In this entertaining investigation of the habits of American eaters, Egan, a director in the strategic initiatives group of the Culinary Institute of America, examines how eating habits have changed in the past 50-plus years. “At every step of my research,” she writes, “this is what I have found: We don’t put food first. We put three main values above all: work, freedom, and progress.” Those three factors have pushed us to be a nation that now spends more time eating at our workstations than ever before and have prompted an explosion in the snack food industry, as the fine line between a snack and meal gets increasingly blurry.
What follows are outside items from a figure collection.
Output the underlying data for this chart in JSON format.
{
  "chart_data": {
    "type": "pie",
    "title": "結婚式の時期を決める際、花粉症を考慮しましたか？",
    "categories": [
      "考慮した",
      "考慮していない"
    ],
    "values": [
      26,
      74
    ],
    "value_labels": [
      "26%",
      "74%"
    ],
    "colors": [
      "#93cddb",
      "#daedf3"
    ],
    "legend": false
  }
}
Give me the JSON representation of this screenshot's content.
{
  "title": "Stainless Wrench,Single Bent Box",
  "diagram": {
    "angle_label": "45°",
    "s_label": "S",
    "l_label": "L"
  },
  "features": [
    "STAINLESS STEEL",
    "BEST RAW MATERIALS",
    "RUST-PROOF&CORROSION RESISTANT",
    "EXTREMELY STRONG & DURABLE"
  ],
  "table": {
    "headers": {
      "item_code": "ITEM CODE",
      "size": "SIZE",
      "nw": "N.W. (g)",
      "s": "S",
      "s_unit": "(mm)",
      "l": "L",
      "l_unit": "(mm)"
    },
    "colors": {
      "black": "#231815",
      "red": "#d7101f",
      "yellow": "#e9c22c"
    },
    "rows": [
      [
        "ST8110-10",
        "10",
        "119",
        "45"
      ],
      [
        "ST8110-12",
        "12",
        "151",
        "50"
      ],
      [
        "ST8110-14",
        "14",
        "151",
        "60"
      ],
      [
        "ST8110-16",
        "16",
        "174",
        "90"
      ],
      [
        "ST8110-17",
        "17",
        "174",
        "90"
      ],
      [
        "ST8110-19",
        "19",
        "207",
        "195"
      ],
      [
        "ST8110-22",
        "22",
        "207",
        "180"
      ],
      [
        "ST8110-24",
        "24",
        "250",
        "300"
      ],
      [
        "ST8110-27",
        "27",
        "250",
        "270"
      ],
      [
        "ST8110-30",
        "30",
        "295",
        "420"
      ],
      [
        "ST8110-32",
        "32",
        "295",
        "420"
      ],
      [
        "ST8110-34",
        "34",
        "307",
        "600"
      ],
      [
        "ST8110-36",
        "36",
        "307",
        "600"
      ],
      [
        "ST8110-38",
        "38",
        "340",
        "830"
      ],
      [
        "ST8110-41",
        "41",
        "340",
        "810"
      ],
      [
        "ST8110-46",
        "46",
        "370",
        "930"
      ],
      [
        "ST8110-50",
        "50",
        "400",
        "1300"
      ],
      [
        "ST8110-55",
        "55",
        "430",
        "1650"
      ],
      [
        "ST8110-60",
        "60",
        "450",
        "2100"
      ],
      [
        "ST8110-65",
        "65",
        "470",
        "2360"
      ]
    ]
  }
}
Because Americans spend so much time at work, there’s little time or inclination to create a meal from scratch, which has aided the rise of pre-made meals that are easily reheated in the microwave. Fast-food restaurants now offer a plethora of dishes, while fast-casual restaurants put the emphasis on letting customers create their own meals from a variety of options. Low-fat, gluten-free, low-sugar, and other “diet” foods are all the rage as increasing numbers of Americans battle obesity and diabetes thanks to excessive food intake. The author analyzes a variety of topics, including the desire to drink more wine, eat more chicken wings, and binge on cheese. Egan studies the creation of “food holidays,” as well, days that revolve as much around food as the actual event (think Super Bowl), and novelty foods that combine sugar, salt, fat, and other ingredients into fantastic creations sure to entice us—e.g., Papa John’s Frito Chili Pizza. The author tells readers how and why these items have become part of America’s food culture and speculates on where American food habits will take us in the future.
An occasionally humorous, definitely informative look at what Americans eat for breakfast, lunch, dinner, and all those snack times in between and how our eating habits are changing who we are.